Deux contribuables distincts

C'est la clé de lecture de tout le dispositif. La personne physique a réalisé une plus-value d'apport, placée en report d'imposition et relevant de l'impôt sur le revenu. La holding, elle, a réalisé une plus-value de cession, qui relève de l'impôt sur les sociétés.

Au niveau de la personne physique

La plus-value d'apport relève du prélèvement forfaitaire unique, soit 12,8 % d'impôt sur le revenu et 17,2 % de prélèvements sociaux, avec une option possible pour le barème progressif. La contribution exceptionnelle sur les hauts revenus peut s'y ajouter.

Tant que le report tient, rien n'est dû. L'obligation se limite à mentionner le montant en report dans la déclaration annuelle.

Au niveau de la holding

Lorsque la holding cède les titres apportés, elle réalise sa propre plus-value.

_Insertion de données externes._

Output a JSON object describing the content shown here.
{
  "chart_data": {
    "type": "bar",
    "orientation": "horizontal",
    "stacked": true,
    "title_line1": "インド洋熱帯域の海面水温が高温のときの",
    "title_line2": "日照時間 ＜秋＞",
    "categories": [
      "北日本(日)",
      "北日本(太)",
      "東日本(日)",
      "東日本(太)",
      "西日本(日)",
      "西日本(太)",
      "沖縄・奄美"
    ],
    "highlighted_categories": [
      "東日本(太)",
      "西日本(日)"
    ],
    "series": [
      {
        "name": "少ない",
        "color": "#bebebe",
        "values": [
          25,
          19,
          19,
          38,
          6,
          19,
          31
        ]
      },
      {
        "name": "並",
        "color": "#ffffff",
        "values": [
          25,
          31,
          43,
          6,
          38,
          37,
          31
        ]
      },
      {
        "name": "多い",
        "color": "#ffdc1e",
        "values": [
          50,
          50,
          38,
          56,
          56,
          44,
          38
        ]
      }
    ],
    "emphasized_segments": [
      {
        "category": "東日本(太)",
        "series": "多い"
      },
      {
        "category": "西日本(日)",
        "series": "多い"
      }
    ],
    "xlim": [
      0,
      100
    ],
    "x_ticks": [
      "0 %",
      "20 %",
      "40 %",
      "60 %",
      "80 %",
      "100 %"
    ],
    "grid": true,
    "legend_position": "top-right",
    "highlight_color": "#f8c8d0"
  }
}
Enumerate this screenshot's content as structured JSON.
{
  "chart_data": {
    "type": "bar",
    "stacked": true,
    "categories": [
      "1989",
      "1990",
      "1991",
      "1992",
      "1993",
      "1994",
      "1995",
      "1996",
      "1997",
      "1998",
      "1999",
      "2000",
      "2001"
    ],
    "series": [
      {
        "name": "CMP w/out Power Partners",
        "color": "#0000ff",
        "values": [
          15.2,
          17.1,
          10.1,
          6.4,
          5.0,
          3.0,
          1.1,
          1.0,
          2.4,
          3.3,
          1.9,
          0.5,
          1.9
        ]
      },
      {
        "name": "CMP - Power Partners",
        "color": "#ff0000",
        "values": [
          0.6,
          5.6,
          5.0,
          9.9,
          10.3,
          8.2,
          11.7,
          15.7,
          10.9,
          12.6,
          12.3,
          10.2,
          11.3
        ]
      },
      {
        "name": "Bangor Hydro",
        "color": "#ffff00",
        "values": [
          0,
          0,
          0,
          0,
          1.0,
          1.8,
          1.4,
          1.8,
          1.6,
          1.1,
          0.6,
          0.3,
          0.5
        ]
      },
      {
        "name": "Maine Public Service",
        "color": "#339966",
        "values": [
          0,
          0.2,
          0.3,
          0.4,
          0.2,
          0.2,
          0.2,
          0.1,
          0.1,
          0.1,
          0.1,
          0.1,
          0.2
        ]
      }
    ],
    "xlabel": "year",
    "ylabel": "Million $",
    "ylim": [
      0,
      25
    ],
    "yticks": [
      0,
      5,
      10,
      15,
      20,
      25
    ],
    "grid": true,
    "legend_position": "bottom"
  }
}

Comme elle les a reçus à leur valeur d'apport et les cède peu après, cette plus-value est en général faible, parfois nulle : c'est ce qui rend l'opération efficace.

Le régime des titres de participation peut s'appliquer sous conditions de détention, avec une imposition réduite à une quote-part de frais et charges.

La sortie des liquidités

Le produit de cession reste logé dans la holding. Le dirigeant qui souhaite l'appréhender personnellement doit se verser des dividendes ou une rémunération, opérations qui déclenchent leur propre imposition.

C'est l'arbitrage central du montage : l'argent travaille sans avoir supporté l'impôt sur la plus-value, mais il n'est pas librement disponible dans le patrimoine privé. Un apport-cession se conçoit pour réinvestir, pas pour consommer.